Anreize, ältere Menschen über das Pensionierungsalter hinaus im Erwerbsleben zu behalten oder sie für freiwillige Dienste heranzuziehen auf der einen, Anreize zur Bereitschaft für ein lebenslanges Lernen oder die Gesundheitsförderung im Alter auf der anderen Seite waren Themen, die im Rahmen des Alterskongresses in zwölf Ateliers diskutiert wurden. Dort ging es auch um die Rolle des Kantons bei der Steuerung der Alterspolitik, den Gestaltungsspielraum der Gemeinden in der kommunalen Alterspolitik, die Umsetzung des Grundsatzes «ambulant vor stationär», die Rolle von professionellen Pflegekräften und von pflegenden Angehörigen sowie um den Aufbau von altersgerechten Infrastrukturen.

Obwohl der Paradigmenwechsel weg von einer defizitorientierten hin zu einer ressourcenorientierten Sichtweise, zu einem positiven Blick auf das Alter im Zentrum stand: die problematischen Herausforderungen wurden in der Diskussion auch nicht ausgeklammert. So werden zwar immer mehr Menschen bei guter Gesundheit immer älter, aber bei den über 90-Jährigen steigt der Anteil jener mit einer demenziellen Störung rapid auf über 40 Prozent.

Was wurde beschlossen?

Hier wurde zum Beispiel auf ein spezielles Phänomen hingewiesen, dass die Pflegeinstitutionen vor neue Herausforderungen stellt: Es ist zu beobachten, dass vor langer Zeit eingewanderte Menschen in dieser Phase ihre Integration «vergessen» und wieder nur noch in ihrer ursprünglichen Muttersprache kommunizieren.

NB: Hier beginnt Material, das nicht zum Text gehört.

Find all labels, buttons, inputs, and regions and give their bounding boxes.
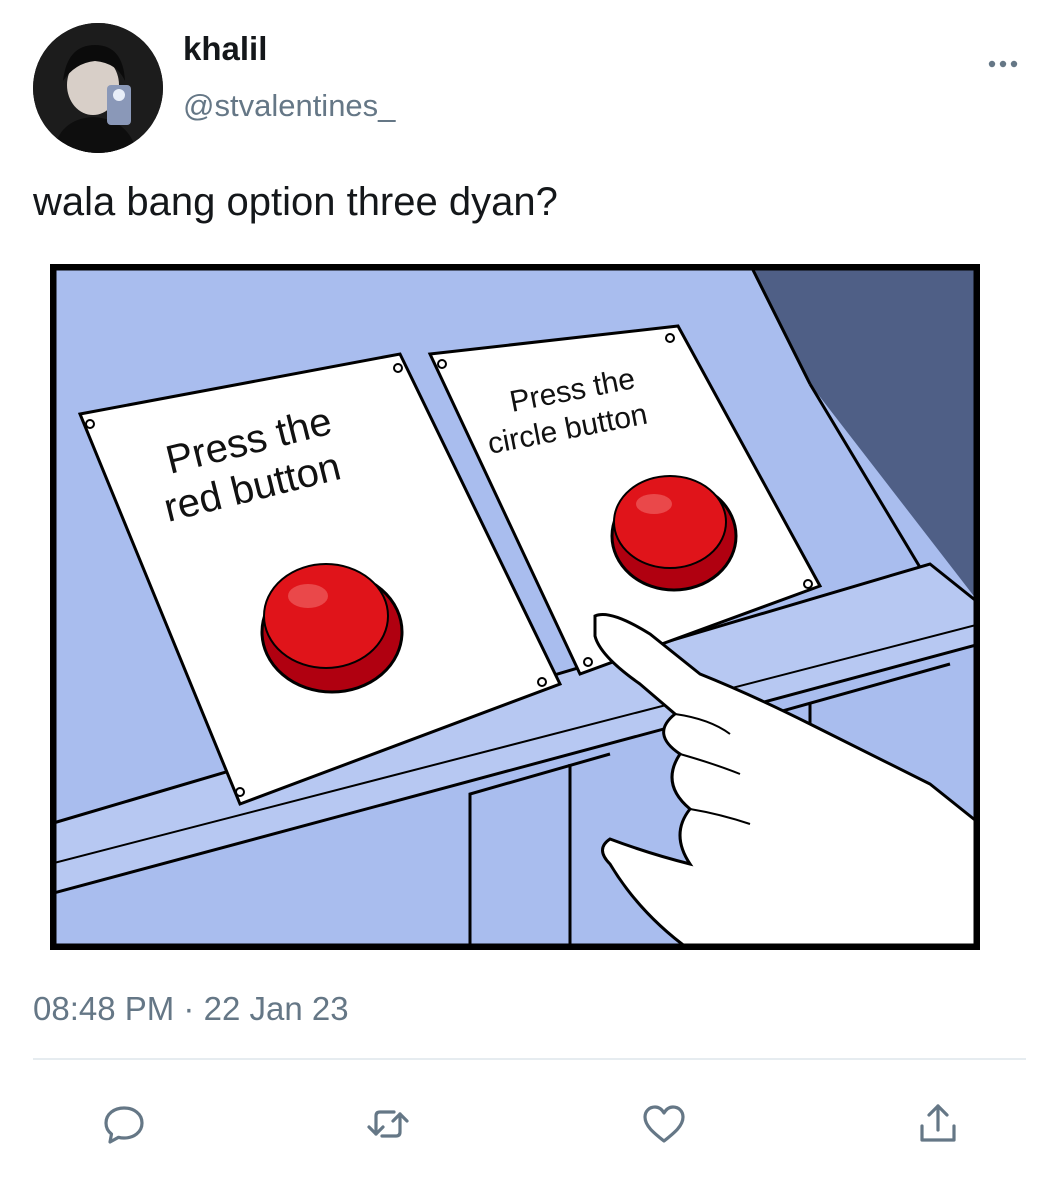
reply-icon xyxy=(104,1106,144,1144)
retweet-icon xyxy=(367,1110,409,1138)
share-icon xyxy=(920,1104,956,1142)
display-name[interactable]: khalil xyxy=(183,30,267,68)
heart-icon xyxy=(643,1105,685,1143)
like-button[interactable] xyxy=(636,1096,692,1152)
tweet-date: 22 Jan 23 xyxy=(203,990,349,1027)
more-horizontal-icon[interactable] xyxy=(983,44,1023,84)
share-button[interactable] xyxy=(910,1096,966,1152)
avatar[interactable] xyxy=(33,23,163,153)
user-handle[interactable]: @stvalentines_ xyxy=(183,88,395,124)
tweet-time: 08:48 PM xyxy=(33,990,175,1027)
retweet-button[interactable] xyxy=(360,1096,416,1152)
tweet-text: wala bang option three dyan? xyxy=(33,180,558,224)
meta-separator: · xyxy=(183,990,195,1027)
tweet-media-image[interactable]: Press the red button Press the circle bu… xyxy=(48,263,982,952)
divider xyxy=(33,1058,1026,1060)
reply-button[interactable] xyxy=(96,1096,152,1152)
avatar-photo xyxy=(33,23,163,153)
tweet-timestamp[interactable]: 08:48 PM · 22 Jan 23 xyxy=(33,990,349,1028)
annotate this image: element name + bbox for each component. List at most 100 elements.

Die Resultate der Diskussionen dienen nun in der Nachbearbeitung als Empfehlungen für die Erarbeitung der neuen kantonalen Alterspolitik. «Wir haben uns zum Ziel gesetzt, möglichst rasch konkrete Lösungen vorzuschlagen und entsprechende Massnahmen umzusetzen», versprach Landammann Urs Hofmann, der den Kongress beendete.

Vor diesem Hintergrund wird der Alterskongress in zwei Jahren neuerlich einberufen, um den mit der ersten Tagung lancierten Prozess weiter zu konkretisieren und eine Standortbestimmung vorzunehmen.